En ce qui concerne la réforme des pratiques, le point saillant en est certainement la révision en profondeur de l’action et de la réflexion dans le vaste champ de la «  pastorale  ». Envisagée jusqu’à la fin des années soixante dans une perspective d’application de la doctrine et réservée aux prêtres, la «  pastorale  » est rapidement passée de cette perspective déductive à une autre perspective, non pas tant inductive qu’interprétative, attentive aux événements et à l’expérience vécue. La section des études pastorales de la faculté de théologie de l’U. de Montréal a été pionnière à cet égard, les premiers travaux de Jacques Grand’Maison (1973) ayant stimulé l’élaboration collective d’une méthode de «  praxéologie pastorale  » (Nadeau, 1987) éprouvée au fil des années dans différents secteurs de la vie ecclésiale et mise en oeuvre dans de nombreux mémoires et thèses. Là et ailleurs (notamment à l’Institut de pastorale des dominicains), les «  études pastorales  » ont été, pour de très nombreux laïcs (fidèles non-ordonnés), un lieu de formation chrétienne et d’accès à des responsabilités dans l’institution ecclésiale. Elles ont fait l’objet de nombreuses études méthodologiques et épistémologiques, dans le cadre de réunions internationales (Visscher, 1990) ou des colloques annuels du Groupe de recherches en études pastorales (Ménard, 1991).

Une expérience clé, en termes de décentrement par rapport à l’institution ecclésiale et d’attention à l’expérience vécue, a été menée dans les Basses-Laurentides par l’équipe de recherche-action dirigée par Jacques Grand’Maison et Solange Lefebvre (Grand’Maison, Baroni et Gauthier, 1995). Soucieuse de mettre au jour les préoccupations religieuses, morales et spirituelles des personnes interviewées, l’équipe a choisi de mener son analyse selon l’axe générationnel. La question de la transmission est apparue comme un enjeu clé de la recherche, avec son corollaire, celui de l’initiation. Elle est située sur fond d’un enjeu plus global, celui de la transmission de la culture.

Ces travaux, qui conduisent l’action pastorale aux lieux mêmes où se vivent les préoccupations spirituelles contemporaines, laissent entière la question de l’inscription institutionnelle du christianisme et, concrètement, de ses aménagements organisationnels, question souvent jugée seconde. L’avenir de la paroisse, ses réaménagements possibles et, plus largement, l’enjeu de traduire la localité de l’Église en des formes organisationnelles adaptées aux conditions sociales actuelles, tous ces éléments demeurent des enjeux actuels.

Les thèmes de la transmission

Tout s’est passé au Québec comme si l’effondrement de la tradition provoquait un vide qu’on ne voyait trop comment combler sinon par l’éducation. D’où un investissement massif des préoccupations et des énergies en termes de catéchèse des jeunes et des adultes, d’enseignement religieux, d’éducation de la foi, de catéchuménat, de formations bibliques, théologiques, pastorales et autres, d’initiation chrétienne et d’animation pastorale. D’où la mise sur pied par les universités, les diocèses et les communautés religieuses de nombre d’instituts, de «  centres  » et de «  maisons  » voués à la formation. D’où encore la surabondance des sessions, des «  fins de semaine  », des cours, des ateliers et des conférences.

L’éducation de la foi

Sur la scène ecclésiale, le défi de la transmission a été largement envisagé en termes d’éducation de la foi, une éducation que l’on estime devoir être d’autant plus permanente qu’elle semble avoir du mal à éroder une ignorance religieuse que l’on juge généralisée.
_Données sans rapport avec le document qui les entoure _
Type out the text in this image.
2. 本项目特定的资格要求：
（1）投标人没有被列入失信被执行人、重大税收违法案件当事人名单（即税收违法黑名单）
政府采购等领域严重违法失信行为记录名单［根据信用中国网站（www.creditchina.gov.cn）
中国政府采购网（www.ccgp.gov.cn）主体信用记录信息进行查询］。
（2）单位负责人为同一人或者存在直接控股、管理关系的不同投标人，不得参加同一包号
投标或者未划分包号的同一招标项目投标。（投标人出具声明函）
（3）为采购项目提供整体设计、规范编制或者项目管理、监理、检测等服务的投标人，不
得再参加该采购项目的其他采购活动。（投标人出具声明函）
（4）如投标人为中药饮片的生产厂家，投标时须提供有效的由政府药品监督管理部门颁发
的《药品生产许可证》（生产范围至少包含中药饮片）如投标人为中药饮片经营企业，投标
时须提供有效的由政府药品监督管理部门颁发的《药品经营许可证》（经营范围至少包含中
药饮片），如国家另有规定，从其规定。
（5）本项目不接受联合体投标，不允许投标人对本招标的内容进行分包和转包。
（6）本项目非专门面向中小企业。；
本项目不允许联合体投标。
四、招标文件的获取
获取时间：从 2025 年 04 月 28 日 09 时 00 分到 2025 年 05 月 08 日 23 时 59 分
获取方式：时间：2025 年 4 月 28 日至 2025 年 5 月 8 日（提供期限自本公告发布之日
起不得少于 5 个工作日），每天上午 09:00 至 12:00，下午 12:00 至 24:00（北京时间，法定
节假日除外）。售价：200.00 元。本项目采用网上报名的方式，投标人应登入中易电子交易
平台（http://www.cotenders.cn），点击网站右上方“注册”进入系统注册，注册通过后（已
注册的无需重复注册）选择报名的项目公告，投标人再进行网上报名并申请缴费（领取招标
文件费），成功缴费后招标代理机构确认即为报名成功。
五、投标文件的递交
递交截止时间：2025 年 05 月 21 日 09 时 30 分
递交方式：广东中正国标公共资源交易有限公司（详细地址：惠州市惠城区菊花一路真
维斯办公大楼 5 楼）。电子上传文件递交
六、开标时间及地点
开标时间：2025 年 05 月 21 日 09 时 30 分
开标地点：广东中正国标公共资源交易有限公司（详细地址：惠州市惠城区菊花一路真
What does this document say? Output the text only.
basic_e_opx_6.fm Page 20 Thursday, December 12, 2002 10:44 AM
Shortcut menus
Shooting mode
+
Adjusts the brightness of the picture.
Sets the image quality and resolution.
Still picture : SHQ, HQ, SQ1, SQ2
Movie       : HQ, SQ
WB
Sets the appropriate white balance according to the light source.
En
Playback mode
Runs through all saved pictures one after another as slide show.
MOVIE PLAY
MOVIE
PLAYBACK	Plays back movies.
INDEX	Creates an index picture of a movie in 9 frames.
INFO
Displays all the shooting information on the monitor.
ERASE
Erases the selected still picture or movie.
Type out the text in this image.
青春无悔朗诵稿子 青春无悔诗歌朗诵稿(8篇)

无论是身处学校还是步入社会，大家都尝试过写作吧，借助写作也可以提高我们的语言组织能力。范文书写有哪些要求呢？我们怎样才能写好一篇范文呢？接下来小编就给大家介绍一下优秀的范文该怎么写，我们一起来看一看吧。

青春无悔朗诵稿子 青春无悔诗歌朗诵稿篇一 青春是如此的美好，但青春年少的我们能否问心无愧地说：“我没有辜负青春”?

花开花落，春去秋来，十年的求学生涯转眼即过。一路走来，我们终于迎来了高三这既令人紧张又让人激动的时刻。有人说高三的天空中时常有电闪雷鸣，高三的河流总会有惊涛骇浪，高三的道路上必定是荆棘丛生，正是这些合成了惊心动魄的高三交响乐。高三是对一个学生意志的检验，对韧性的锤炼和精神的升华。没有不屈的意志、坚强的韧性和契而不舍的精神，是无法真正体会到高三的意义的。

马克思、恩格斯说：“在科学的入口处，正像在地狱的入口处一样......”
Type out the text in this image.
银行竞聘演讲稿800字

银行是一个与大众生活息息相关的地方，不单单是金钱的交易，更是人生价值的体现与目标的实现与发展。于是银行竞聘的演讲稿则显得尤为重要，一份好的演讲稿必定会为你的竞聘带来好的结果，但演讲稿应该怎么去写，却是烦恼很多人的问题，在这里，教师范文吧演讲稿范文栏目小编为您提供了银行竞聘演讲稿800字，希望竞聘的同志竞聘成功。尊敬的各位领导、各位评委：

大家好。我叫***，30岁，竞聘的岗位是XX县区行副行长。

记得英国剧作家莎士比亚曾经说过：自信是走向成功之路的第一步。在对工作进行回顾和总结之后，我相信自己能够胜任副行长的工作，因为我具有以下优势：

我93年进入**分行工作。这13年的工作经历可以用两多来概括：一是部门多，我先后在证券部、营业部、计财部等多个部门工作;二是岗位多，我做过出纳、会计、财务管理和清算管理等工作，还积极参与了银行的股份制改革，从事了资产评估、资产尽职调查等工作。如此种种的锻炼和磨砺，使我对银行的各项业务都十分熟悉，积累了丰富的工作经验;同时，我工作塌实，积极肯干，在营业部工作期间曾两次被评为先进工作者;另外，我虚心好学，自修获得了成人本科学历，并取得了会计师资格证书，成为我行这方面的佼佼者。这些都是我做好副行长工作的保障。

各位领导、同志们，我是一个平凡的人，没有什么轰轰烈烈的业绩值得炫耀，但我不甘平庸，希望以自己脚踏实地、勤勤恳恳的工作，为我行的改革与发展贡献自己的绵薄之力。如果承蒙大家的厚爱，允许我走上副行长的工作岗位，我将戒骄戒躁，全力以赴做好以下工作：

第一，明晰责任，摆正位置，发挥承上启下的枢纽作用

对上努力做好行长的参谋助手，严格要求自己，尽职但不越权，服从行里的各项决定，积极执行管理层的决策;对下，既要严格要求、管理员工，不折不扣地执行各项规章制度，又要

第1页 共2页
Les discours et les pratiques en éducation de la foi ont évolué en synchronie avec la réflexion générale en éducation. Après la décennie des années soixante où la «  nouvelle catéchèse  » des enfants met à l’ordre du jour une nécessaire catéchèse des parents puis une catéchèse des adultes en général, on voit émerger, dans la foulée de l’influent rapport de l’Unesco sur l’éducation permanente5, la perspective de l’éducation de la foi des adultes. «  On parle de plus en plus d’apprentissage plutôt que de transmission de doctrine. On souhaite la mise en relation de l’expérience chrétienne avec les sources de la foi plutôt qu’avec une tradition présentée sous le mode de la codification.  » (Routhier, 1996, p. 184) (Dans la plupart des documents ecclésiaux de l’époque — et ce, jusqu’à aujourd’hui —, le terme «  transmission  » est habituellement connoté négativement, au profit d’autres termes liés à l’apprentissage par le sujet.)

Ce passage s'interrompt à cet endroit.